Lech Wałęsa ujawnił, że przed Bożym Narodzeniem został bankrutem. Były prezydent twierdzi, że nie ma żadnych pieniędzy, więc prezentów nie będzie. Tylko jeden śledź na cztery osoby.
Bankrut
W rozmowie z Super Expressem Lech Wałęsa zdradził, że zbankrutował. I to przed Świętami Bożego Narodzenia. Polityk nie ma pieniędzy ani na urządzenie Świąt, ani na zakup prezentów. Były prezydent powiedział:
Jak spędzę Święta? A co Bóg da. Mam prawie 80 lat, zostało łóżeczko.

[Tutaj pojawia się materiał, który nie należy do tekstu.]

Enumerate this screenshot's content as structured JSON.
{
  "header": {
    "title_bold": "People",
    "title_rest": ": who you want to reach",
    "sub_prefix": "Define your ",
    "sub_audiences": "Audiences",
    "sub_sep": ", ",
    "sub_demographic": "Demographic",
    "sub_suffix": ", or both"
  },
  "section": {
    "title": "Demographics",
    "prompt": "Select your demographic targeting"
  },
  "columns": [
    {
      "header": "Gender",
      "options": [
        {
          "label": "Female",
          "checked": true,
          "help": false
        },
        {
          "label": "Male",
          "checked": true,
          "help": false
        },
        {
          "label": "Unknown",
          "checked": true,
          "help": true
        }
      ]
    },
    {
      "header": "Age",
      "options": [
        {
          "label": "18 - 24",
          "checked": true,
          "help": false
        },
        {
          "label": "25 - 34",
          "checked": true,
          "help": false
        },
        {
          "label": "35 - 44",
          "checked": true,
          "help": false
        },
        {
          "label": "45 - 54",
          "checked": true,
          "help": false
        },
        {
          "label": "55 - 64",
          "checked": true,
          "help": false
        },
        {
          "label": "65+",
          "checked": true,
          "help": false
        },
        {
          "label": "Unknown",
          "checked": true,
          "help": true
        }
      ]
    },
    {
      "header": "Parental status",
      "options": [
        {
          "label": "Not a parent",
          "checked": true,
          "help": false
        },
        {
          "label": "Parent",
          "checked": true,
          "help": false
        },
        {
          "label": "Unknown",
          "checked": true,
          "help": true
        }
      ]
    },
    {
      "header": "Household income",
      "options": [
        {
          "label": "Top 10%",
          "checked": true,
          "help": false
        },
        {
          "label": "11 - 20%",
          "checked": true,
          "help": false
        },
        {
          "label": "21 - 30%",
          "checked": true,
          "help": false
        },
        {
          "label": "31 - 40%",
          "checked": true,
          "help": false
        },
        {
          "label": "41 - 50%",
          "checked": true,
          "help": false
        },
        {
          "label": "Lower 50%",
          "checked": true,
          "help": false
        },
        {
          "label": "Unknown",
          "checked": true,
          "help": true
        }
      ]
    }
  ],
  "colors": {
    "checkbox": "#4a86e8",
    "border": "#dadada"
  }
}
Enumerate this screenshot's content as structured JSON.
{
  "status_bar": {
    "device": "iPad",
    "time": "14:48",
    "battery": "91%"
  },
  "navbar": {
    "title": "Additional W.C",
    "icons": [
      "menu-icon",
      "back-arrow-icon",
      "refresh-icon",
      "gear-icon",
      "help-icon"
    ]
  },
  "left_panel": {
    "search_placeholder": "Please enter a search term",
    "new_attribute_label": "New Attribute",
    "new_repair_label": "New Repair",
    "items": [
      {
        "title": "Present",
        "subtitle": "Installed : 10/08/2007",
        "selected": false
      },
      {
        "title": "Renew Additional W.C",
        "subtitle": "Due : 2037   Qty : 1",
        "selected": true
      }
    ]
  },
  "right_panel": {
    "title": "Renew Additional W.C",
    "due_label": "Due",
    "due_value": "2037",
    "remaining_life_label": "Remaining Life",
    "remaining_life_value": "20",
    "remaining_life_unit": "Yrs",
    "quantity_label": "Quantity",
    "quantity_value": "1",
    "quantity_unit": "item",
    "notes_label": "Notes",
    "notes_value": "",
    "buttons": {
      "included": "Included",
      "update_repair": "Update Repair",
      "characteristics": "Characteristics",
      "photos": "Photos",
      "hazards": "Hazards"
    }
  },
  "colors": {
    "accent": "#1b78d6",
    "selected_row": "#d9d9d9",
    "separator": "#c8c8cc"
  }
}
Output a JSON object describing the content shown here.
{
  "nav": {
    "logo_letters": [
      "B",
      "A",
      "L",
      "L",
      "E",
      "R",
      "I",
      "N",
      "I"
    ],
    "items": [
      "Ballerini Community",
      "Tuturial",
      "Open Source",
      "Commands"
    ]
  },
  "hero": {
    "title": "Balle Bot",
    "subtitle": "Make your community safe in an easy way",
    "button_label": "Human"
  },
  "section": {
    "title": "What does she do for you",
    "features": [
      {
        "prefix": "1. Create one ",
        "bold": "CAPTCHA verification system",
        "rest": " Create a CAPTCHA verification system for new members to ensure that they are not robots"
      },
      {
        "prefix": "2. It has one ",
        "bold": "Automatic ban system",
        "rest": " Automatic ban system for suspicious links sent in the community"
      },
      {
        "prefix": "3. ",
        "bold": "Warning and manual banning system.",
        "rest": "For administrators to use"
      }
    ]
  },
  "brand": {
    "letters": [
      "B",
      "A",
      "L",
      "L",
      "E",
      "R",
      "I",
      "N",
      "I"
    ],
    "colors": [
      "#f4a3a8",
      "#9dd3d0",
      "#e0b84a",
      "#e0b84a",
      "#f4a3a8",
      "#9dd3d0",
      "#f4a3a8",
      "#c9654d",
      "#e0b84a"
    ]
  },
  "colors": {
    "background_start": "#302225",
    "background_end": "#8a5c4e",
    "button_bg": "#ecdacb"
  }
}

Wałęsa zapewnił, że gdyby miał pieniądze, obdarowałby bliskich podarkami. Powiedział:
Mam chęci na prezenty, ale na razie nie mam ich za co kupić.
Biedne Boże Narodzenie
Były prezydent szczerze mówi o swoich kłopotach finansowych. Jest w tarapatach. Stwierdził:
Byłem nawet za granicą, ale to wciąż mało pieniędzy. Parę groszy jest, ale to na długi. Mam za mało pieniędzy na prezenty. Podzielenie się opłatkiem, śledź jeden na cztery osoby. Sam nie liczę na żaden prezent, tylko na żonę. I nie chcę nic od nikogo, żadnego prezentu pod choinkę.
Nadal szuka pracy
Lech Wałęsa już na wiosnę zaczął szukać pracy przez jeden z portali internetowych. Promował się na nim jako przywódca, doskonały mówca. Widział siebie w roli prowadzącego spotkania motywacyjne czy biznesowe. Wysoko wyceniał godzinę swojej pracy. Żądał bowiem za nią aż 20 tysięcy złotych. Widać stawka była zbyt wygórowana. Były prezydent nadal szuka pracy i boryka się z problemami finansowymi. Te Święta będą u niego nadzwyczaj skromne.